Après que… Après le rituel, il avait eu tellement mal… Il
avait hurlé son algie sans que cela ne l’exhorte pour autant,
il aurait voulu s’arracher la peau avec les ongles, éplucher
son corps centimètre par centimètre pour qu’enfin une
douleur prime sur l’autre, plus profonde et inaltérable, cette
présence malsaine qui pillait son enveloppe charnelle, et sa tête… Cette
présence qui violait son sommeil et suintait le mal par tous ses pores
! Oui… Oui à cet instant précis il aurait bien voulu
des sourires condescendants d’Hermione ou de qui que ce fut, il aurait
eu besoin d’une oreille conciliante, de bras aimants et rassurants
pour lui dire que tout irait bien même si cela s’avérait
plus compliqué…
Mais comme son comportement violent, presque masochiste et autodestructeur
avait inquiété l’Ordre, ils avaient choisis de l’enfermer
dans une pièce vide où il ne pourrait vraisemblablement pas
se faire de mal. Ce fut sans doute dans la vie de Harry les instants les
plus immondes et insoutenables… A tel point qu’aujourd’hui
encore, s’en rappeler égalait à mourir un peu, chaque
souvenir achevant d’enfoncer sadiquement dans son corps meurtris l’épais
de l’horreur glaciale, celle qui enserre vos côtes dans un étau
de peur étriqué...
Cette pièce froide et vide… Il ne pouvait rein faire d’autre
que de hurler en espérant qu’on viendrait le sauver… Hurler
au delà du possible, jusqu’à l’épuisement,
jusqu’à ce que les larmes coulent malgré ses nerfs et
que son corps vide ait franchi les limites, s’effondrant mort sur le
sol, parcouru de spasmes violents qui détruisaient ses organes internes… Plus
qu’à laisser l’hémoglobine traverser son larynx
pour s’écraser par terre par à-coup, en ruissellements
pourpres et épais…
Et il pouvait s’arracher les cheveux, les ongles, découdre sa
peau avec ses os à vifs, casser ce qu’il pouvait casser en multipliant
les fractures sur le même endroit pour que le mal à l’intérieur
soit plus insupportable… Aucun douleur ne surmontait celle qui gouvernait.

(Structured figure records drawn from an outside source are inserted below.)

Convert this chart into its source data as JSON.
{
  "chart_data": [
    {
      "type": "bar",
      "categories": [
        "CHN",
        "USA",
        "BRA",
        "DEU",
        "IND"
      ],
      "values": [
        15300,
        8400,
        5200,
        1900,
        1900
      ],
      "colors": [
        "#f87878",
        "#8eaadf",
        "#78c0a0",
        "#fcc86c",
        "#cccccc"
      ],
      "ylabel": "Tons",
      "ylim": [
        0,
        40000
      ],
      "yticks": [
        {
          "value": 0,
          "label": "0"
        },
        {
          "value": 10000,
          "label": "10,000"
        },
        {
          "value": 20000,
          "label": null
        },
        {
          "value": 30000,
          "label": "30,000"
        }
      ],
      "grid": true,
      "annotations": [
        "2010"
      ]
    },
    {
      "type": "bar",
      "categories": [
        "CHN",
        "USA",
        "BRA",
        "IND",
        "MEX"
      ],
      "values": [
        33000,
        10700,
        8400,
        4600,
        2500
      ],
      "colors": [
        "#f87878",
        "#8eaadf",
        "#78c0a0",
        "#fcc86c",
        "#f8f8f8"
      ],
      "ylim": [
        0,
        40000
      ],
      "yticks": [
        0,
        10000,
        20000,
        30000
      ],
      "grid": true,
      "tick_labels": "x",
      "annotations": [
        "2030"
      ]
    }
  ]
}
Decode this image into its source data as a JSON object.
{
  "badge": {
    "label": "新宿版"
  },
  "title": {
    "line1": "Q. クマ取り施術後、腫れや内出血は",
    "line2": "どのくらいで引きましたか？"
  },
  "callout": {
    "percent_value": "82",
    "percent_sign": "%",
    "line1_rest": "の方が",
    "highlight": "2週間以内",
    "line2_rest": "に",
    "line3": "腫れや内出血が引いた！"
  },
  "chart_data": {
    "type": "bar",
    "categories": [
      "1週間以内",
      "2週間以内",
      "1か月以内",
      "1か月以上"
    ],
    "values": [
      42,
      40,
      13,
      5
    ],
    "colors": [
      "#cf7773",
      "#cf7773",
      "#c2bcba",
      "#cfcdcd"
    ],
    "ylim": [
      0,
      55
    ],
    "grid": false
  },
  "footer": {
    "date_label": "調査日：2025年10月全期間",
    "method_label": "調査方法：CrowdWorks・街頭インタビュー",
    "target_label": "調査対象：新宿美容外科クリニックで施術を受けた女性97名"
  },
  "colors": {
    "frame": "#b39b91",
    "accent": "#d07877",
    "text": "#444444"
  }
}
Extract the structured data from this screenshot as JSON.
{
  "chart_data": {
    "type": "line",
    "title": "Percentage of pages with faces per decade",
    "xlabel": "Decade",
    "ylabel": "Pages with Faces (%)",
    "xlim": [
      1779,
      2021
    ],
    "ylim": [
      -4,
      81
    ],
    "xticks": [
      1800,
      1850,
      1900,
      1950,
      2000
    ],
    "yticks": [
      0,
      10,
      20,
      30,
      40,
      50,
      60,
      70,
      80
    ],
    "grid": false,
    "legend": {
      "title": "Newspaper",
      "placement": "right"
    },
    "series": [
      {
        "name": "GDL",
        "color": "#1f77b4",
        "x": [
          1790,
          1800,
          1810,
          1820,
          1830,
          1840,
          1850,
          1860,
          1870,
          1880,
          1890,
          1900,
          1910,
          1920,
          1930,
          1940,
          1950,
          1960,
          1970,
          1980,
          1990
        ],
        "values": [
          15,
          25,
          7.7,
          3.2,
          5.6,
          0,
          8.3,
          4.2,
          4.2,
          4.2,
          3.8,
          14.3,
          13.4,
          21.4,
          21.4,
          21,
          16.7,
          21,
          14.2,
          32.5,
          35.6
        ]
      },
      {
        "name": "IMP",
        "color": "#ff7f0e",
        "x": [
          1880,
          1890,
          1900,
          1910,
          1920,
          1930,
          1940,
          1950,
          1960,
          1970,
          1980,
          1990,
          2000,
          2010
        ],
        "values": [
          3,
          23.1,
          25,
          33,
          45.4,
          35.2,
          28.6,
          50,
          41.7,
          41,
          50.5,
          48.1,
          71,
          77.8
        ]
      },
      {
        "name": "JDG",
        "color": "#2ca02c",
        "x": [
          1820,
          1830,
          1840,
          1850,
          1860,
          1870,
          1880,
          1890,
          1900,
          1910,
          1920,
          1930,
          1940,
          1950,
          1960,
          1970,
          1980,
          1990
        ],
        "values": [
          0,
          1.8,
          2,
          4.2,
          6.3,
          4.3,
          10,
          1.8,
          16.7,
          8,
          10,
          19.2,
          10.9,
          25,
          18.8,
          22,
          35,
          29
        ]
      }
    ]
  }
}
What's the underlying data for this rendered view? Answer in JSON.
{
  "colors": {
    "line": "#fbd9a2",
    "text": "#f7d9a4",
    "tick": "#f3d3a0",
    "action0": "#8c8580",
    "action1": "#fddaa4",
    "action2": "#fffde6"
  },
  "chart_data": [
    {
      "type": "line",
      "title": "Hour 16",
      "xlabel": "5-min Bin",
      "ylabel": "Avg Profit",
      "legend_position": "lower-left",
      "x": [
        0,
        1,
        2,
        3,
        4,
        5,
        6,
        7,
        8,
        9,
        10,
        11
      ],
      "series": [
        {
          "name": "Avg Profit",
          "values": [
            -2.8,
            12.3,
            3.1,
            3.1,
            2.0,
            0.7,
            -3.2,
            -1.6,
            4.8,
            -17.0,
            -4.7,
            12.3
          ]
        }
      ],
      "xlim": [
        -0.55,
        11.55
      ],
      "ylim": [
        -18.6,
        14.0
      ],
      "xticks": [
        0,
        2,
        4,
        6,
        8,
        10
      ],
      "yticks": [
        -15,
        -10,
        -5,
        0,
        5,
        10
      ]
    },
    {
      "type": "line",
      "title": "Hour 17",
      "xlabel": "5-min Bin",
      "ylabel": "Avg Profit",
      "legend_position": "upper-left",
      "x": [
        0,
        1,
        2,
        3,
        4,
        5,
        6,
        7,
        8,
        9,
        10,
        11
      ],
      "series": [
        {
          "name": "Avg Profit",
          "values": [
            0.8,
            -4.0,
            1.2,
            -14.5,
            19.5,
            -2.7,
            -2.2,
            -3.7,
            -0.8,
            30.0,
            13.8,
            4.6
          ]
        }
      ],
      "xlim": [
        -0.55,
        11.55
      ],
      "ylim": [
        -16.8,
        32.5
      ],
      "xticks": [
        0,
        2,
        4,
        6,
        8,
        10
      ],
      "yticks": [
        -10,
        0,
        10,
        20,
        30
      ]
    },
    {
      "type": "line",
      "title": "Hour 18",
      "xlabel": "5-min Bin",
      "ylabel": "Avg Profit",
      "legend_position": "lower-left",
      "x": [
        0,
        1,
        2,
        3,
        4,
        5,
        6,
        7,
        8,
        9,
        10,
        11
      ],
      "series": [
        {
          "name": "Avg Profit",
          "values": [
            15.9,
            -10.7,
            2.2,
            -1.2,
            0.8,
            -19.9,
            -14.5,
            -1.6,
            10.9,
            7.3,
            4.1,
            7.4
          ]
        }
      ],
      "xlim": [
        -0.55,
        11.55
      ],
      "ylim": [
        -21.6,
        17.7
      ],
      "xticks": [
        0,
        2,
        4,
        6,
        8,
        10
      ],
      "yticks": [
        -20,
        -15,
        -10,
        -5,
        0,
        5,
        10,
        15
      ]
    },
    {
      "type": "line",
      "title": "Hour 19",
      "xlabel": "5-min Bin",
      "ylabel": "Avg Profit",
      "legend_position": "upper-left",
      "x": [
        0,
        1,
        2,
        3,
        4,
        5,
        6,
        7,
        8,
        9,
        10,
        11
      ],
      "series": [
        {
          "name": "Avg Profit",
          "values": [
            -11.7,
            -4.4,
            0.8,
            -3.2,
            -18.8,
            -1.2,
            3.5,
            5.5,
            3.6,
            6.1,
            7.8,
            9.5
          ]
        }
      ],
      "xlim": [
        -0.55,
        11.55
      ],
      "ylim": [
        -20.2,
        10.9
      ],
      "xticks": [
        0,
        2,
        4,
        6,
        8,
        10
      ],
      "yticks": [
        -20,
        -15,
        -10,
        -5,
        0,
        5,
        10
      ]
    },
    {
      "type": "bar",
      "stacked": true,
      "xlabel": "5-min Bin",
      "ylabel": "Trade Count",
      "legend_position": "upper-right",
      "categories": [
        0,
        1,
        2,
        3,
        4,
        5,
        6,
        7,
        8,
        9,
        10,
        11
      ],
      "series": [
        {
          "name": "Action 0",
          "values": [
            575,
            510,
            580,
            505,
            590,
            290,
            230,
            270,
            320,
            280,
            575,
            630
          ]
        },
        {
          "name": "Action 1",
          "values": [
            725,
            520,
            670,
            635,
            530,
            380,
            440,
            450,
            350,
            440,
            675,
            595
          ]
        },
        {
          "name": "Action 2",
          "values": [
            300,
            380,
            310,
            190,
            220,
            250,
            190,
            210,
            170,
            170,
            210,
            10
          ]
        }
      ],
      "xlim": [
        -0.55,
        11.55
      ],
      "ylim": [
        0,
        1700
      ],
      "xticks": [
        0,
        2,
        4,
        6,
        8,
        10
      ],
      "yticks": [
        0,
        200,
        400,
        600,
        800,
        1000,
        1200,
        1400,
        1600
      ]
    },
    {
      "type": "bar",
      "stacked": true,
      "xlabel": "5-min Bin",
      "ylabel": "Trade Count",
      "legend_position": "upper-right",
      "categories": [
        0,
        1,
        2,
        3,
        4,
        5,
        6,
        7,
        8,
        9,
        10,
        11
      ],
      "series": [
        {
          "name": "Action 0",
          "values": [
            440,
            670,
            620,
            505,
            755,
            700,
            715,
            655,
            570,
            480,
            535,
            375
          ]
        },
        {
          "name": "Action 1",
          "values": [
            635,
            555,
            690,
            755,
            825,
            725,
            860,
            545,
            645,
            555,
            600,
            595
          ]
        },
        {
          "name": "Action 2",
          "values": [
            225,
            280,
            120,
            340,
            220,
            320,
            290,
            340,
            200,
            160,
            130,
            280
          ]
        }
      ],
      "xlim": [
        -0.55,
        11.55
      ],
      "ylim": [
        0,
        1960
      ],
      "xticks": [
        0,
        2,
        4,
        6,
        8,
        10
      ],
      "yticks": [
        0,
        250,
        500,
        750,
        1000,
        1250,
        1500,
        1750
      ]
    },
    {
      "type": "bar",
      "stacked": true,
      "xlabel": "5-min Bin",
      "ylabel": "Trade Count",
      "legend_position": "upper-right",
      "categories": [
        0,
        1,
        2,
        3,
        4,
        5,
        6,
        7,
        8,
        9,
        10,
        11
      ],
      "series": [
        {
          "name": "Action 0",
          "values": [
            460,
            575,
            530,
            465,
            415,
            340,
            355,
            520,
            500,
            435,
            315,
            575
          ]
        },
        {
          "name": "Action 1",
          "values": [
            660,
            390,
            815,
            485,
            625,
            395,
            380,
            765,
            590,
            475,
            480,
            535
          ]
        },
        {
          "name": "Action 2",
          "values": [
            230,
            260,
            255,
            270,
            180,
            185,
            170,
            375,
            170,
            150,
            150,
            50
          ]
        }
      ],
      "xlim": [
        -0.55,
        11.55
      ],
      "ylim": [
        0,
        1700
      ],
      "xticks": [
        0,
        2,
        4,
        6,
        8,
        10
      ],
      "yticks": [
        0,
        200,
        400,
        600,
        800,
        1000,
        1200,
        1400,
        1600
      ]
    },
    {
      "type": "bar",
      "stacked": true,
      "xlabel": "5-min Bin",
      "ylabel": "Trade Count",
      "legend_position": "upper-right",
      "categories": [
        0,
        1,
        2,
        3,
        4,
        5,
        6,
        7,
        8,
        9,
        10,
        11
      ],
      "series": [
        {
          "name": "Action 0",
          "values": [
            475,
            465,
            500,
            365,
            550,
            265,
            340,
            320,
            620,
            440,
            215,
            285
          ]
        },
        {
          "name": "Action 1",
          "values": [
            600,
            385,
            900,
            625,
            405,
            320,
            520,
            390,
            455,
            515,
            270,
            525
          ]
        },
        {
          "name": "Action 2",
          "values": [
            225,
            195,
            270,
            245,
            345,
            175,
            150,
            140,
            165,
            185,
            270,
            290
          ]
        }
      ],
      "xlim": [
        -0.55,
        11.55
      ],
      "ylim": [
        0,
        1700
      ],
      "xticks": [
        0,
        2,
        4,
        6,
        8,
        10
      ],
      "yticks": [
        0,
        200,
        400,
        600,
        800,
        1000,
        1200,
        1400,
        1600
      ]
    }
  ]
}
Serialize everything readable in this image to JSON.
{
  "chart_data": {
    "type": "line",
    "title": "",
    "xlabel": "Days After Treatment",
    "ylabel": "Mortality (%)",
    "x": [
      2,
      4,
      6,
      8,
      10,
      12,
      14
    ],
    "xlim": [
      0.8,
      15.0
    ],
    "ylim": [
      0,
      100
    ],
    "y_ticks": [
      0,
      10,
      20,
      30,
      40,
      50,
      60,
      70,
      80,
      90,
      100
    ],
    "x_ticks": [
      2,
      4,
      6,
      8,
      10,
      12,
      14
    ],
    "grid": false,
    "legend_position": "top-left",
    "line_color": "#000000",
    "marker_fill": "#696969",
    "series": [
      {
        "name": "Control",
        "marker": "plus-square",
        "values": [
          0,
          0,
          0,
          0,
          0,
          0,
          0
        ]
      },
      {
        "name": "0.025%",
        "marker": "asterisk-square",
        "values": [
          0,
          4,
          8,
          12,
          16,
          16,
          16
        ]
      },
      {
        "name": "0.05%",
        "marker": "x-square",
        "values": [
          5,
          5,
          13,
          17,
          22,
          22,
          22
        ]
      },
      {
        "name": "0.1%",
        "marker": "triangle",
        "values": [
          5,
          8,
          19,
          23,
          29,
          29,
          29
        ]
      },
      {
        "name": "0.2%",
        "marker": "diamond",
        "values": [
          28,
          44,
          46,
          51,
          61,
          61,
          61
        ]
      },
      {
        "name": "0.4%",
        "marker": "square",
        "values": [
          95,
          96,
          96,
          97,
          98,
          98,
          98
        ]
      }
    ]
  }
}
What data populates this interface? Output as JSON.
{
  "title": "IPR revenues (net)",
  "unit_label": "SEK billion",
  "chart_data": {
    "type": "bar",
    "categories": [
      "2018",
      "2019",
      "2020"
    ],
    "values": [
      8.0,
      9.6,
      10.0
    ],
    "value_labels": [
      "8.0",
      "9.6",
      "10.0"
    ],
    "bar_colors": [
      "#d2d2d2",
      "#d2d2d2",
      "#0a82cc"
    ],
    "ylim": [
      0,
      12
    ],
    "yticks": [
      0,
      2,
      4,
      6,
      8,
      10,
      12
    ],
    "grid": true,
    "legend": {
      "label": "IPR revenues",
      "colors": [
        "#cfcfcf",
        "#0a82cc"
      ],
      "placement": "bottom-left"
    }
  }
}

Et jamais personne n’était venu le sauver.
Tous ces souvenirs Merlin… Une petite mort de plus. A ce rythme là,
peut-être un matin ne se réveillerait-il pas….
Il réalisa soudain que ses amis l’observaient intensément,
curieusement pervers… Ils voulaient savoir ce qui se tramait derrière
les prunelles à la fixité cadavérique qu’il avait
conditionné pour ne rien laisser transparaître… Et pourtant
aussitôt qu’il essayerait, ils se boucheraient les oreilles en
lui tournant le dos.
Seamus posa une main avenante sur son épaule.
- Hey Harry t’es tout pâle, tu veux qu’on t’emmène à l’infirmerie
?
Harry esquiva vivement la main qui menaçait de le saisir plus fort
et répondit très sec :
- C’est bon.
L’atmosphère à table frôlait l’insupportable.
Harry n’en pouvait déjà plus de devoir assumer à chaque
repas les silences gênés ou autres conversations trop calculées
pour contourner les sujets épineux. Que s’imaginaient-ils tous
? Que si ils prononçaient le nom de Voldemort Harry deviendrait fou
et leur sauterait à la gorge en hurlant sauvagement ?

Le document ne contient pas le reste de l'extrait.